Scaled down to the original idea of an “edge” being present in the market, if it was there and being adapted to and then all of a sudden it wasn’t there, this would create a local disturbance for whoever was adapting to the edge. I’m guessing that if the market has a natural pattern of finding and eliminating someone’s edge, it doesn’t do so as quickly as water filling a gaping hole in the ocean. It would take more time.

So when an edge is present, the market goes to work isolating and eliminating it. But if the stimulus was removed prior to this being achieved, the LACK of the edge to which the market was applying “pressure” could cause the market to react (on some small scale) in a chaotic fashion to the stimulus being removed.

Of course, one could argue that the actual disappearing and reappearing of the edge in the market then could be considered ITSELF a pattern - unless such disturbances were injected at random and extended for a random period of time. Thus you could stop working your edge for one day every month and then every three or four months extend that to three or four or five days instead of one.

Am I thinking about this correctly? Is there a flaw in the logic? Or is the idea that anyone’s edge gets quickly negated just more baseless negative thinking which can be better explained by individual trader’s discipline breaking down over time with the negative results being falsely attributed to the “edge” being neutralized?

Edges go away for two primary reasons. One is that enough traders (read volume) identifies the pattern being traded and eventually causes it to change in some fashion. For example, if too many folks anticipate a trend following a break-out they will jump in on the break, but then leave a lack of follow-on traders to extend the trend, so the break-out fails.

The other reason is that the market goes through a kind of structural change. This is often driven by some fundamental factor. For example, mean-reversion types of strategies worked quite well in the middle 2000s, but got blown apart when volatility expanded during the financial crisis.
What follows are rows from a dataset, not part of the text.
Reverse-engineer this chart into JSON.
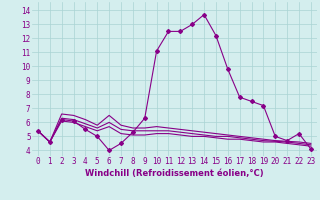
{
  "xlabel": "Windchill (Refroidissement éolien,°C)",
  "bg_color": "#d4eeee",
  "grid_color": "#aad4d4",
  "line_color": "#880088",
  "x_ticks": [
    0,
    1,
    2,
    3,
    4,
    5,
    6,
    7,
    8,
    9,
    10,
    11,
    12,
    13,
    14,
    15,
    16,
    17,
    18,
    19,
    20,
    21,
    22,
    23
  ],
  "y_ticks": [
    4,
    5,
    6,
    7,
    8,
    9,
    10,
    11,
    12,
    13,
    14
  ],
  "ylim": [
    3.6,
    14.6
  ],
  "xlim": [
    -0.5,
    23.5
  ],
  "main_line": [
    5.4,
    4.6,
    6.2,
    6.1,
    5.5,
    5.0,
    4.0,
    4.5,
    5.3,
    6.3,
    11.1,
    12.5,
    12.5,
    13.0,
    13.7,
    12.2,
    9.8,
    7.8,
    7.5,
    7.2,
    5.0,
    4.7,
    5.2,
    4.1
  ],
  "line2": [
    5.4,
    4.6,
    6.6,
    6.5,
    6.2,
    5.8,
    6.5,
    5.8,
    5.6,
    5.6,
    5.7,
    5.6,
    5.5,
    5.4,
    5.3,
    5.2,
    5.1,
    5.0,
    4.9,
    4.8,
    4.7,
    4.65,
    4.6,
    4.5
  ],
  "line3": [
    5.4,
    4.6,
    6.3,
    6.2,
    5.9,
    5.6,
    6.0,
    5.5,
    5.4,
    5.4,
    5.4,
    5.4,
    5.3,
    5.2,
    5.1,
    5.0,
    5.0,
    4.9,
    4.8,
    4.7,
    4.65,
    4.6,
    4.5,
    4.4
  ],
  "line4": [
    5.4,
    4.6,
    6.1,
    6.0,
    5.7,
    5.4,
    5.7,
    5.2,
    5.1,
    5.1,
    5.2,
    5.2,
    5.1,
    5.0,
    5.0,
    4.9,
    4.8,
    4.8,
    4.7,
    4.6,
    4.6,
    4.5,
    4.4,
    4.3
  ],
  "marker": "D",
  "markersize": 2,
  "linewidth": 0.8,
  "xlabel_fontsize": 6,
  "tick_fontsize": 5.5,
  "tick_color": "#880088",
  "label_color": "#880088"
}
I think market manipulation is more logic than your theory. How can your broker know wich TF you are watching or the indicator you are usin, or the lines you are drawing, they must hack in you computer. Maybe they can track your winning trades and try to relate it to certain patterns (technical, fundamental and so on) but they might not be same as you are watching, they can make a copy trade but the copier would have some seconds of difference and it is no more and edge for the copier. Why would a broker sell a strategy if they can much more manipulating spreads and prices and who would buy these strategies? I think it would be more profitable if after they identified you as a succesful trader copy you and trade with their own account with the information you provide.
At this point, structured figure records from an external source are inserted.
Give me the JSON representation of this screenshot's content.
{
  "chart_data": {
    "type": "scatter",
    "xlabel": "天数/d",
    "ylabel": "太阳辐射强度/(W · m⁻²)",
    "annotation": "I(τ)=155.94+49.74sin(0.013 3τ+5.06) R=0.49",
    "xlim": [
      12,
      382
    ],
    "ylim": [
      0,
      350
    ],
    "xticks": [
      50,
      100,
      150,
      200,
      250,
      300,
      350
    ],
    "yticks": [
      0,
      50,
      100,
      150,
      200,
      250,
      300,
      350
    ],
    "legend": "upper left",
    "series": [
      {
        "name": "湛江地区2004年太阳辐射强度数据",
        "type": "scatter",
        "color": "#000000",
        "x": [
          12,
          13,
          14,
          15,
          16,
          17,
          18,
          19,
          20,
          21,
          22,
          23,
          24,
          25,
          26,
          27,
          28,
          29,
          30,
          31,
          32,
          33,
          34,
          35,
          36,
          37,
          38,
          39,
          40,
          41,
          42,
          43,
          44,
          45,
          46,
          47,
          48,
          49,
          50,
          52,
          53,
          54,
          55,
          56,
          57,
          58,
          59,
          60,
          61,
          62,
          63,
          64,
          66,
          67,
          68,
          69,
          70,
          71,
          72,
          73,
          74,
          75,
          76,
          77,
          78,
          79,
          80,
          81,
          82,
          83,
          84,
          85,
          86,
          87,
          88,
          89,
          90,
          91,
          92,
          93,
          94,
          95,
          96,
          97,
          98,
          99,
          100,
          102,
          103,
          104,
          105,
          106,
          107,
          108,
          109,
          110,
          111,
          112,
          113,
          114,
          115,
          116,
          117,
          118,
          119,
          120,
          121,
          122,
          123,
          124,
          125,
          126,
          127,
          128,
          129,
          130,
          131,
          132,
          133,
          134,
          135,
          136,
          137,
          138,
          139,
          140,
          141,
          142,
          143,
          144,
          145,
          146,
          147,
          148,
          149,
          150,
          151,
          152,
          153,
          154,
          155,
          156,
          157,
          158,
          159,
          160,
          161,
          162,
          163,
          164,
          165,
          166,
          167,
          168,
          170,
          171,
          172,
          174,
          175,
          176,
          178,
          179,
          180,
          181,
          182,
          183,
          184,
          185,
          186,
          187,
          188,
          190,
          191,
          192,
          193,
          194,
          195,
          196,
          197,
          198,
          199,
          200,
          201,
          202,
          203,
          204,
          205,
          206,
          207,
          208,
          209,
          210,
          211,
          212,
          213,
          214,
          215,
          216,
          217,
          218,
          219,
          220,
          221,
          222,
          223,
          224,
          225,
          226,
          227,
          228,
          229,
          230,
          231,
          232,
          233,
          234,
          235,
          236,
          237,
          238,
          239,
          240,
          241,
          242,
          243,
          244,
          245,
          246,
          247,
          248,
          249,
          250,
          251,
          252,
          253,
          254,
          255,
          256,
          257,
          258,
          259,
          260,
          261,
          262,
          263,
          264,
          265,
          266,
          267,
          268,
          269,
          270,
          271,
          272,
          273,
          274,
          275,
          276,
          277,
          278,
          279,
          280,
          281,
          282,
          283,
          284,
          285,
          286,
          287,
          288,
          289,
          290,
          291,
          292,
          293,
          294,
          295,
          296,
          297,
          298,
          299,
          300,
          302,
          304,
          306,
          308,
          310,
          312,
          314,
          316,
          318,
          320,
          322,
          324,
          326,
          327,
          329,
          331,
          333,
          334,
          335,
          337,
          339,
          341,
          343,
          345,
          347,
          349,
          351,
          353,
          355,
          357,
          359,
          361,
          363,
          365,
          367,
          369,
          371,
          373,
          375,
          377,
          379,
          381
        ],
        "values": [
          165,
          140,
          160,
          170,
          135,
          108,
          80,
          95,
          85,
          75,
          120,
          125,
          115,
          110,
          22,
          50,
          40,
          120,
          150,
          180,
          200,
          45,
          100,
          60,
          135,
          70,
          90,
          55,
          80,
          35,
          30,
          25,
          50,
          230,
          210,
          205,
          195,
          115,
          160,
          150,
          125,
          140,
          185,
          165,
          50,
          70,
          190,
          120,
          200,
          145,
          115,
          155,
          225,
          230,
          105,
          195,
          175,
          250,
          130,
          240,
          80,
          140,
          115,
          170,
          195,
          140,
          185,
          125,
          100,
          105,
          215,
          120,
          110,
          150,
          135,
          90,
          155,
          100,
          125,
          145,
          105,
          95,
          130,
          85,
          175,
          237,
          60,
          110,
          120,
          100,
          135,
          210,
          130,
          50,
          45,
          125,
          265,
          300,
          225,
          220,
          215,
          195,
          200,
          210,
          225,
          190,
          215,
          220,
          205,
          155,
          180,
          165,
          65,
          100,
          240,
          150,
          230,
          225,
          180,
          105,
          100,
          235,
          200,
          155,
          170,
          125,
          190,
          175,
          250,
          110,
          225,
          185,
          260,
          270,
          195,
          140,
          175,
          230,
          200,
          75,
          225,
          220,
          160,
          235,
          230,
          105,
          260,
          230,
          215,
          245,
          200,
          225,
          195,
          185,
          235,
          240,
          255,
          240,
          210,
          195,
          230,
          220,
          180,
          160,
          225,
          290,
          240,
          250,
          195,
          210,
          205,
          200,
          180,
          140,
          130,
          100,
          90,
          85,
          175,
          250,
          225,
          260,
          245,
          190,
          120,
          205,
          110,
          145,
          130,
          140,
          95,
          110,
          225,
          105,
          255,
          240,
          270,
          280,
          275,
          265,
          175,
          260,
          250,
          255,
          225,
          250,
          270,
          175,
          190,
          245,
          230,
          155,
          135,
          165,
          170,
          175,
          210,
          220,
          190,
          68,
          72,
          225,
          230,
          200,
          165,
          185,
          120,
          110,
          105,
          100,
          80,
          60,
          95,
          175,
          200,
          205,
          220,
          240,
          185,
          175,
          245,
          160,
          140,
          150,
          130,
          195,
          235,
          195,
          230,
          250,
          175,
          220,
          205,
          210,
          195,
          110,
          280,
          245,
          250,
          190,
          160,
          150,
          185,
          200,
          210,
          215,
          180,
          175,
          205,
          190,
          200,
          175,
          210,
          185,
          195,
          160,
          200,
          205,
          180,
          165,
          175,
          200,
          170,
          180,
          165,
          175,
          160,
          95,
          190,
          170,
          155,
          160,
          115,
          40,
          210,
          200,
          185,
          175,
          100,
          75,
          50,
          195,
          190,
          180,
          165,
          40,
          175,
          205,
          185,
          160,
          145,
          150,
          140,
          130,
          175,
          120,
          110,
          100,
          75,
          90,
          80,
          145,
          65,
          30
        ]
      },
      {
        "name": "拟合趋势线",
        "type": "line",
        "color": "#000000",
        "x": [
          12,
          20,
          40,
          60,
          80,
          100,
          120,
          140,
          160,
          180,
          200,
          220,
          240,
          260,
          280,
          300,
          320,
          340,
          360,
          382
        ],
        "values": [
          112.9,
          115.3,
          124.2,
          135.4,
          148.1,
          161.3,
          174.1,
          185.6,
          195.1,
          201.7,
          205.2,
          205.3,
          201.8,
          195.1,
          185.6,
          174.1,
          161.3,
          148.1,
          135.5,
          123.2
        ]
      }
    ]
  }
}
This is the type of thing that I would worry about as well. Not just from a broker though…from anyone. People like to go on and on about how the FX market is so big and so liquid…but the fact of the matter is that there is only so much liquidity available at any particular instant of time. If a broker (or anyone else) knew your exact strategy, then you might all be able to get in at the same time, but they might set their T/P 1 pip lower than you and thus eat up all the liquidity one second or so before you look to exit.

Maybe I’m just being paranoid though.

Just a little. But if they can track down my system, eventhought it is stupidly simple, they deserve a BIG price.

Take a look at this video i’ve found on youtube:

This is why, as a trader, you are always learning, always experimenting, and always evolving your edge, and sometimes even using multiple strategies; this way, if one strategy starts failing, the others might keep you in the black overall.